Scanning Tunneling Microscopy (STM) imaging seems to be hardly possible for insulating surfaces, since the tunneling current will be very efficiently attenuated inside the insulating film. The only way to avoid this exponential dampening of the tunneling current is to inject electrons into the conduction band of the insulator, where they should be able to propagate. A typical insulator has an optical forbidden energy gap of about 10 eV and such extreme bias voltages are not practical for STM.

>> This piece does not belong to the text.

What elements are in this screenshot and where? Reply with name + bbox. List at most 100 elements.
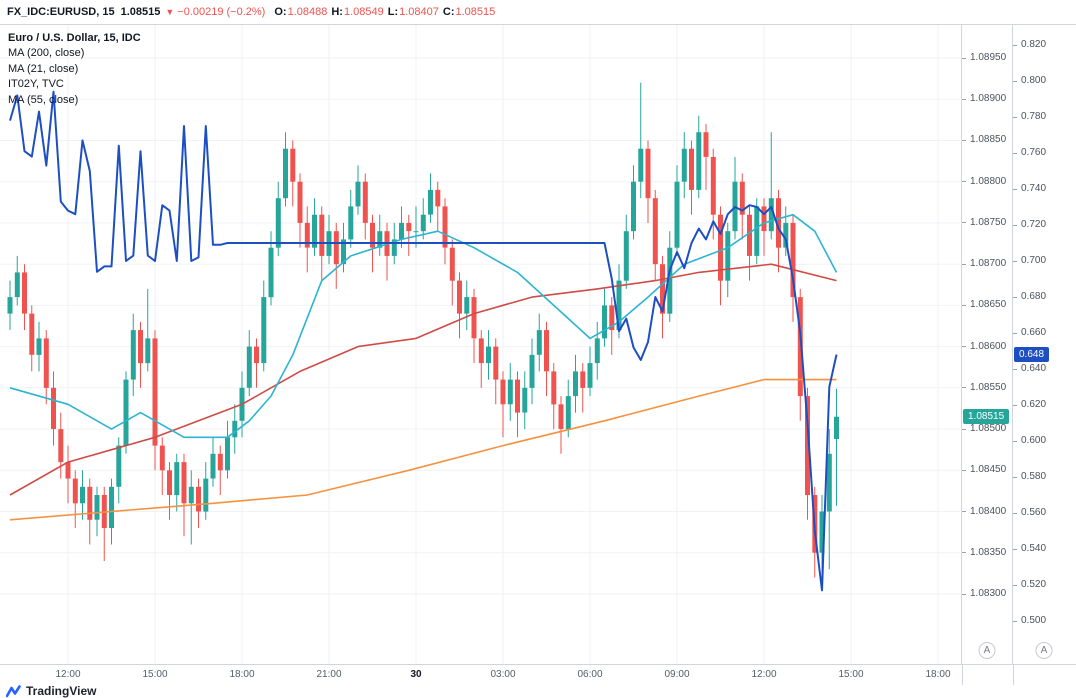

Fortunately, for an insulator film grown on a semiconductor substrate, the energy difference between the conduction band minimum (CBM) and the Fermi energy (E_F) can be smaller than the gap because of the band alignment. Fig. 1 (left) illustrates this phenomenon for the case of CaF₂ film on Si(111) substrate. The Fermi level of the system is pinned near the top of the Si valence band. The top of the valence band of bulk-like CaF₂ is placed at 8.5 eV below E_F. Therefore, even though the band gap of CaF₂ is 12 eV, the CBM should be only about 3.5 eV above E_F. So STM imaging is in fact possible for positive sample biases of 3.5 eV and above^4,5. Attempts to stabilize the tunneling current at a bias voltage below the CBM causes the tip to approach the underlying Si and to pick up insulating CaF₂ debris or crash-land on the sample.

The method described above indeed works as can be seen from the presented images. The one on the left is a 100×80 nm² topography image taken with 3.8 V bias (CaF₂ appears bright, Si—dark), the right image taken with +2 V bias exhibits the reverse chemical contrast (i.e. CaF₂ appears dark, Si—bright).